Sunday, July 10, 2016

Back To The Abbey

Wandering a bit off the beaten path for this one.


As all two of you know already, I usually natter on about this video game or that video game or some other damned video game.  This entry is a bit different.


Today I'm talking about books.


Specifically the old Redwall series by Brian Jacques.  You can go on and mock me if you like, call me immature or a furry (or furmature, the hell ever).  But there's just something special about these things.  I can go out there and follow a video game badass and how he's saving the world, or rampage about and save the universe, or even go out on a quest to preserve existence itself.  But inevitably, inexorably, I wind up back with my nose in a book about woodland creatures hanging out and living idyllic lives (or earning a shot at idyllic lives, or reclaiming idyllic lives) in benign, homey places, fighting off various barbarous hordes.


I enjoy these things immensely, even with some of the flaws that the series shows (and in some cases embraces).  And as time goes on, even when I start picking at it, I find more reasons to like it.  They're strictly formula, with variations on a few literary themes and archetypes, which actually seems to enhance things somehow (time is like a river, and history repeats).  The eponymous Redwall Abbey changes so much between books, that it comes across as a benign version of frickin' Castlevania (but instead of mysterious wall chickens, we have fractious roof sparrows--at least early on, dammit Mattimeo), but it works out quite well most of the time.  The place started out as frickin' huge relative to the inhabitants; enough so that in the very first book, Redwall, none of the abbey dwellers had been on the main roof, or even the second floor rafters and attic above in living memory, and it's a major undertaking to get up there, akin to actual mountain climbing.  What they do when the roof needs fixing is anybody's guess.  Later on in the series, Redwall Abbey is much more reasonable in scale and feasible to explore (though still pretty blasted big).

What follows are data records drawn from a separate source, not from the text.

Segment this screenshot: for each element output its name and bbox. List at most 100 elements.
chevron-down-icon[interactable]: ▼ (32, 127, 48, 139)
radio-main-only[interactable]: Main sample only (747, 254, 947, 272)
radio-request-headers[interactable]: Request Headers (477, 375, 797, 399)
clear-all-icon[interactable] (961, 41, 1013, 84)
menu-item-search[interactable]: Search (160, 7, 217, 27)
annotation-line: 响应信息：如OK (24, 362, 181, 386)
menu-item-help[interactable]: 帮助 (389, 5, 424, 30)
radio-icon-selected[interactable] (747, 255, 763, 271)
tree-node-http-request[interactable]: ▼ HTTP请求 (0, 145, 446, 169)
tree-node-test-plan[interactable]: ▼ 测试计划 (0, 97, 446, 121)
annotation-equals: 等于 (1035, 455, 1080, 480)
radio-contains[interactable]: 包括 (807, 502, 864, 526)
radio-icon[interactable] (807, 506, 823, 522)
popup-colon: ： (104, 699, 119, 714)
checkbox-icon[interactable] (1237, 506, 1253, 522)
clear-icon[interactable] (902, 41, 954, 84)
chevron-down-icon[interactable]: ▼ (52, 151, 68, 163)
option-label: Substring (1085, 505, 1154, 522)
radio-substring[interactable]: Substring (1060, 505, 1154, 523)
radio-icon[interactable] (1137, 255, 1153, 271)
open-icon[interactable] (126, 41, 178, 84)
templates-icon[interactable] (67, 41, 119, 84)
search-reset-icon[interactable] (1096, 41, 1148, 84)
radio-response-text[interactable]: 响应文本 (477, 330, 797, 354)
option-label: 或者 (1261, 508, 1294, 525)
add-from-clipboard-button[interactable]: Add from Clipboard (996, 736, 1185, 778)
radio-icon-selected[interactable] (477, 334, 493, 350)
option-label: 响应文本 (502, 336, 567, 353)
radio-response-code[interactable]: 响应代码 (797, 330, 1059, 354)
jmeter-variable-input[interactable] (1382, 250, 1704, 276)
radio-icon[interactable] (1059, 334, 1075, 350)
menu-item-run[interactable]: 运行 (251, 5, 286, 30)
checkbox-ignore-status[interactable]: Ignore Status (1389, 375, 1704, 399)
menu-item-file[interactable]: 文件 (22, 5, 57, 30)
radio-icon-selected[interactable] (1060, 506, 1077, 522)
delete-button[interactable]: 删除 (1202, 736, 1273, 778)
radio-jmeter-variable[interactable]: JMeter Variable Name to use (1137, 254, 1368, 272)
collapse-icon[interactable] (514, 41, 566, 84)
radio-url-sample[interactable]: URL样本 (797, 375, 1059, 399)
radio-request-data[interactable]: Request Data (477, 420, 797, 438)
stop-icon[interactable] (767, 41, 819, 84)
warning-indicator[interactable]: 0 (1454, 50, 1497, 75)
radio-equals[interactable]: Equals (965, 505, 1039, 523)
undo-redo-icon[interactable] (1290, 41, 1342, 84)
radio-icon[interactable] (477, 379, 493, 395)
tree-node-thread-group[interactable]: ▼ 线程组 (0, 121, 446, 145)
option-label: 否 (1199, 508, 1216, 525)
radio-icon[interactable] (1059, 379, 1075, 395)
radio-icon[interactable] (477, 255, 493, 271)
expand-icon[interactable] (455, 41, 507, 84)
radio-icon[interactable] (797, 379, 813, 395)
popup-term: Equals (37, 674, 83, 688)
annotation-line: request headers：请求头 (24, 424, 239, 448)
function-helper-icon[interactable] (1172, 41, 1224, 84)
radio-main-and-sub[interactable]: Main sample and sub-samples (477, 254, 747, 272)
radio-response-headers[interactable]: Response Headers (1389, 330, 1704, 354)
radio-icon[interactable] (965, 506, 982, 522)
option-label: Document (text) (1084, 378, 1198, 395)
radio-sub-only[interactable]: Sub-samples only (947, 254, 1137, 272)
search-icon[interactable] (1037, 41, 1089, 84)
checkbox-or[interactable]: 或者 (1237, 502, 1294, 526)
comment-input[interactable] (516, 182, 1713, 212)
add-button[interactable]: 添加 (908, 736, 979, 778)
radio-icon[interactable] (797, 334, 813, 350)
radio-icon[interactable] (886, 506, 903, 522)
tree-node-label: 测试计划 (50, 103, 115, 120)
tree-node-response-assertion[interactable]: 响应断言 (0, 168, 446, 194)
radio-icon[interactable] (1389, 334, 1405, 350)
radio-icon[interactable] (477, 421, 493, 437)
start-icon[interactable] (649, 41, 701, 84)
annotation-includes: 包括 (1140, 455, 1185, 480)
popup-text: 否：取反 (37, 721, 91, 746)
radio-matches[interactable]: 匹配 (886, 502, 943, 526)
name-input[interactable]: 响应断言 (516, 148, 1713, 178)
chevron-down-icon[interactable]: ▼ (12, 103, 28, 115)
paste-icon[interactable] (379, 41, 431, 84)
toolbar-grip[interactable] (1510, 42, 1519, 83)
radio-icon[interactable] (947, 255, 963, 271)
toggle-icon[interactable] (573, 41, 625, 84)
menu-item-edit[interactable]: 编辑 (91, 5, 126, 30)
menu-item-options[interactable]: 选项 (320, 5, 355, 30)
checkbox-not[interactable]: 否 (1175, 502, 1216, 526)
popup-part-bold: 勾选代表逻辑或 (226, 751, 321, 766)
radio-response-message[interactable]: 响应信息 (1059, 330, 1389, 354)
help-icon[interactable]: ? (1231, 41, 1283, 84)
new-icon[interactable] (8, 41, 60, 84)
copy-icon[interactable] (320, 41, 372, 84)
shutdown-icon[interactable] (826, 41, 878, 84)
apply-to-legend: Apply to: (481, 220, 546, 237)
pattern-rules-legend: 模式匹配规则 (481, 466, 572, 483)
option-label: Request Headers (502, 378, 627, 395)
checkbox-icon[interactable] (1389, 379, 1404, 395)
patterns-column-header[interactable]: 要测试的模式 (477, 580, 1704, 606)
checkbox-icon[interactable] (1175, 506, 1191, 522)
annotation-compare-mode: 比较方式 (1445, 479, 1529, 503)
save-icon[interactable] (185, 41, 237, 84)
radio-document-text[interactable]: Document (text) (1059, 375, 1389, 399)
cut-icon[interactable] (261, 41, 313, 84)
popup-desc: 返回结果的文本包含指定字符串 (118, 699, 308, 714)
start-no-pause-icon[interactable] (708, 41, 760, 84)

There's plenty of swashbuckling adventure, but it is tempered with a good deal of reality and (for lack of a better term) human tragedy.  The good guys typically kick asses and take names, but they bleed, they get shook up and shocked, they get scared and scarred, and they can and do die.  The bad guys are usually fairly shallow; they're evil for evil's sake, strongly implied to born that way and beyond redemption (Outcast of Redwall), though as the series went on, they'd get a bit more rounded and a bit of different character traits.  There were even sympathetic villains (mostly low-ranking horde minions) and even one or two redeemed villains here and there, to contrast with nominally good characters that are deeply flawed or outright reprehensible (Taggerung having two big examples, with an extreme child abuser that died 'offscreen' and a tribe that practices human sacrifice that fortunately ends with the heroes' arrival).


I find it funny that birds in this series are wild cards.  It doesn't even matter if they're a typically predatory species or not; we have typically heroic hawks and falcons, with eagles that have to be impressed by a protagonist somehow before joining the ranks of good, ravens and crows that are pretty much orcs with wings, and owls that are all over the alignment chart.


Hell, I can just go on and on about the characters.  I need to stop for now, but I'll probably make this a sub-series within the overall blog.  The Harvest Never Rests, and don't ever mess with badgers.